En matière de la loi sénégalaise, les ressources halieutiques des eaux sous juridiction constituent un patrimoine national. Le droit de pêche dans les eaux maritimes sous juridiction sénégalaise appartient à l’Etat qui peut en autoriser l’exercice par des personnes physiques ou morales de nationalité sénégalaise ou étrangère. La gestion des ressources halieutiques est une prérogative de l’Etat.
L’obligation de débarquement s’avère être une arme redoutable dans la lutte contre la pêche illicite.
L’aquaculture et les usines de farine de poisson
Les petits poissons pélagiques qui constituent l’essentiel de l’alimentation des Sénégalais, sont massivement transformés en farine de poisson, ce qui aggrave la surexploitation des ressources. En effet, entre 3 et 5 kg de poisson produisent 1 kg de farine de poisson. Ainsi, les ressources halieutiques, au lieu d’être destinées à l’alimentation humaine locale, partent vers les élevages de poissons carnivores et d’autres animaux comme les volailles ou les porcs dans des fermes d’élevage à l’étranger. Il y a un véritable boom de l’aquaculture à l’échelle mondiale (Chine, Norvège et Turquie), qui entraîne une demande accrue de farines de poisson, issues principalement de petits poissons pélagiques comme les sardinelles.

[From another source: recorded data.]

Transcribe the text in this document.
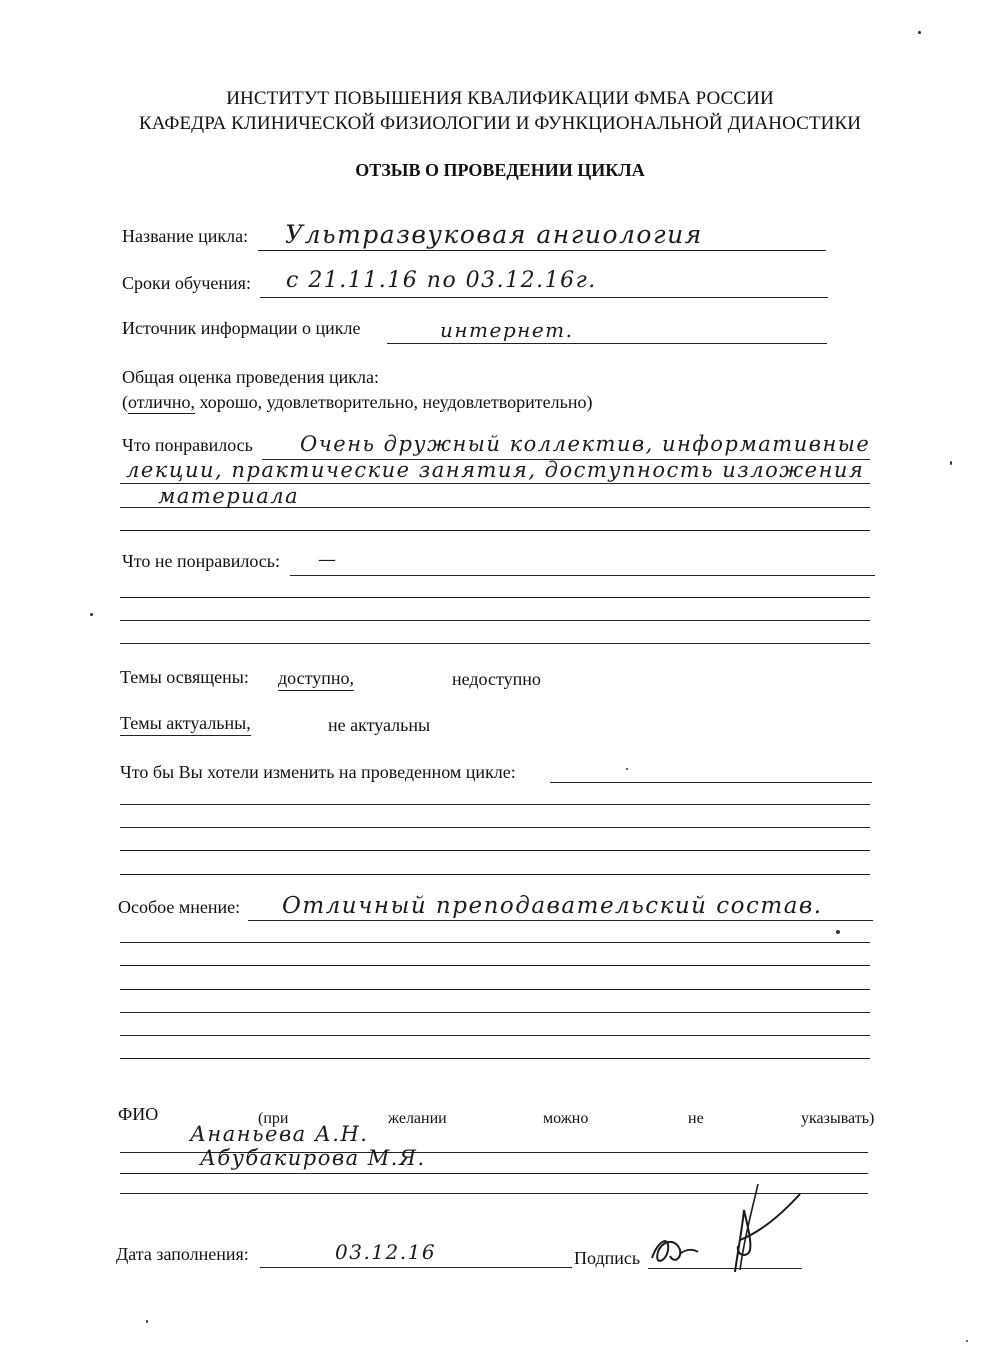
ИНСТИТУТ ПОВЫШЕНИЯ КВАЛИФИКАЦИИ ФМБА РОССИИ
КАФЕДРА КЛИНИЧЕСКОЙ ФИЗИОЛОГИИ И ФУНКЦИОНАЛЬНОЙ ДИАНОСТИКИ
ОТЗЫВ О ПРОВЕДЕНИИ ЦИКЛА
Название цикла: Ультразвуковая ангиология
Сроки обучения: с 21.11.16 по 03.12.16г.
Источник информации о цикле	интернет.
Общая оценка проведения цикла:
(отлично, хорошо, удовлетворительно, неудовлетворительно)
Что понравилось Очень дружный коллектив, информативные
лекции, практические занятия, доступность изложения
материала
Что не понравилось: —
Темы освящены: доступно,	недоступно
Темы актуальны,	не актуальны
Что бы Вы хотели изменить на проведенном цикле:
Особое мнение: Отличный преподавательский состав.
ФИО	(при	желании	можно	не	указывать)
Ананьева А.Н.
Абубакирова М.Я.
Дата заполнения:	03.12.16	Подпись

L'aquaculture constitue une réponse aux besoins croissants de poisson et à la surpêche. En 2022, 94,4 millions de tonnes de poissons et animaux de mer sont issus de l'aquaculture, un chiffre en augmentation régulière alors que les chiffres de la pêche de capture restent globalement stables autour de 92 millions de tonnes. Les trois principaux exportateurs sont la Chine continentale (12 %), la Norvège (8 %) et le Vietnam (6 %)22.

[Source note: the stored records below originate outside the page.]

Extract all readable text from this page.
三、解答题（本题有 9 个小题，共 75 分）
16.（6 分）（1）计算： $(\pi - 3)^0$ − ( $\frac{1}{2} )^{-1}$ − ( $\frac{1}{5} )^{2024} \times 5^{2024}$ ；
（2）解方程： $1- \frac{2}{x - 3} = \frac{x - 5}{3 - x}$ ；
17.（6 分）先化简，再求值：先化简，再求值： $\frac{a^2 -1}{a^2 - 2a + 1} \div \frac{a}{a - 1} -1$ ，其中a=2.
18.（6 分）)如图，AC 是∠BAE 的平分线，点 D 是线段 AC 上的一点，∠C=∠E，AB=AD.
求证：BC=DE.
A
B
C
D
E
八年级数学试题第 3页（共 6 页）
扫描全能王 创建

L'aquaculture reste dépendante de la pêche dans la mesure où 11 % de la masse des poissons sauvages pêchés dans le monde servent de nourriture aux poissons d'élevage.
L'aquaculture est présentée comme une réponse aux besoins croissants de poisson et pour mettre fin à la surpêche. Le boom de l’aquaculture à l’échelle mondiale, notamment en Chine, en Norvège et en Turquie, entraîne une demande accrue de farines de poisson, issues principalement de petits poissons pélagiques comme les sardinelles.

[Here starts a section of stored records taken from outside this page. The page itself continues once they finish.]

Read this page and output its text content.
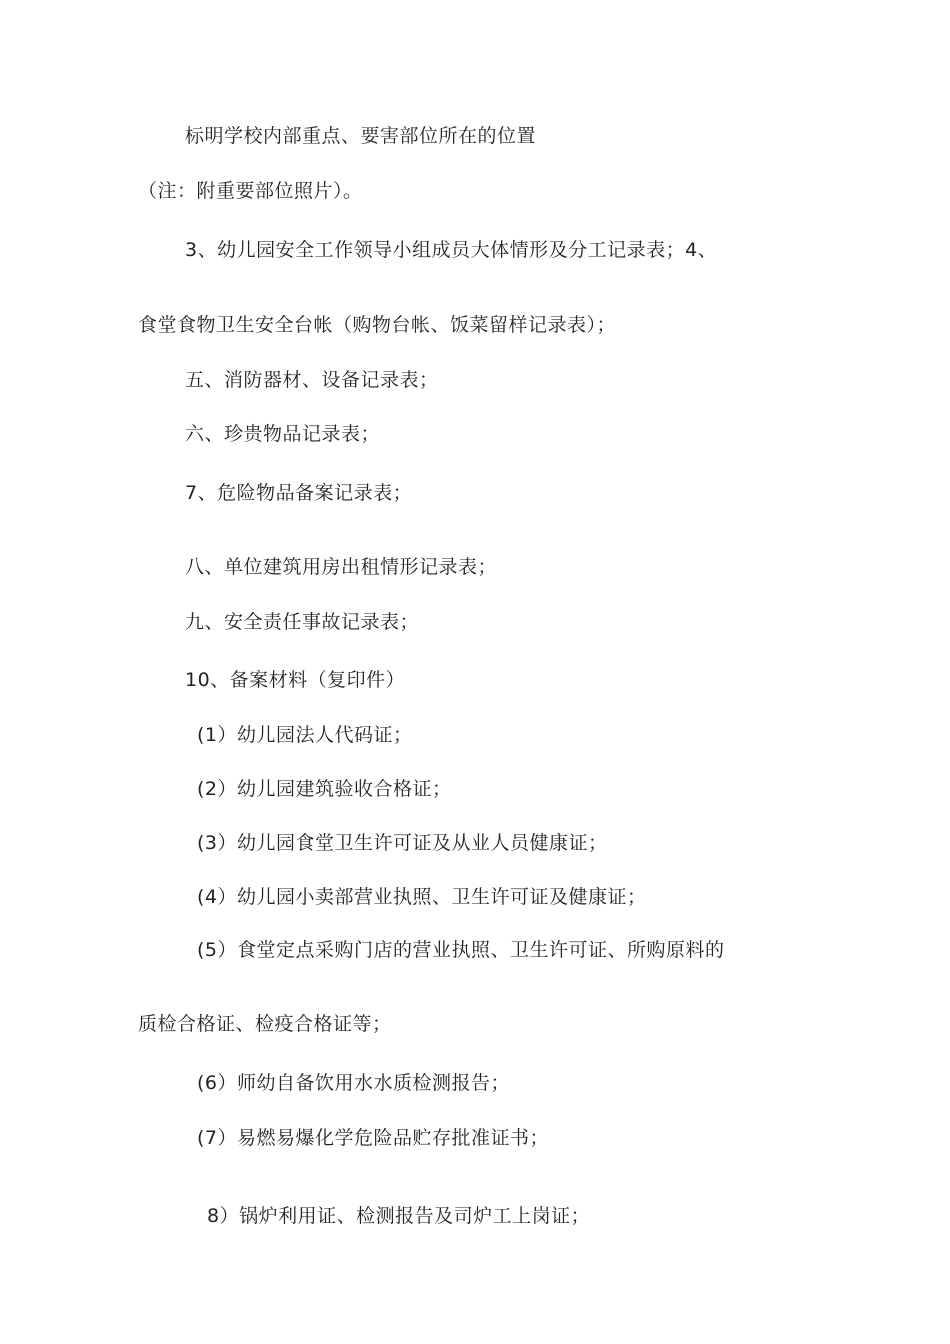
标明学校内部重点、要害部位所在的位置
（注：附重要部位照片）。
3、幼儿园安全工作领导小组成员大体情形及分工记录表；4、
食堂食物卫生安全台帐（购物台帐、饭菜留样记录表）；
五、消防器材、设备记录表；
六、珍贵物品记录表；
7、危险物品备案记录表；
八、单位建筑用房出租情形记录表；
九、安全责任事故记录表；
10、备案材料（复印件）
(1）幼儿园法人代码证；
(2）幼儿园建筑验收合格证；
(3）幼儿园食堂卫生许可证及从业人员健康证；
(4）幼儿园小卖部营业执照、卫生许可证及健康证；
(5）食堂定点采购门店的营业执照、卫生许可证、所购原料的
质检合格证、检疫合格证等；
(6）师幼自备饮用水水质检测报告；
(7）易燃易爆化学危险品贮存批准证书；
8）锅炉利用证、检测报告及司炉工上岗证；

En augmentation constante depuis le début des années 2000, la production aquacole a dépassé la production halieutique pour la première fois en 2022, représentant près de 51 % de la production totale de produits de la mer, selon les chiffres de l’agence des Nations unies pour l’alimentation et l’agriculture (FAO) figurant dans le rapport sur la situation mondiale des pêches et de l’aquaculture (2024).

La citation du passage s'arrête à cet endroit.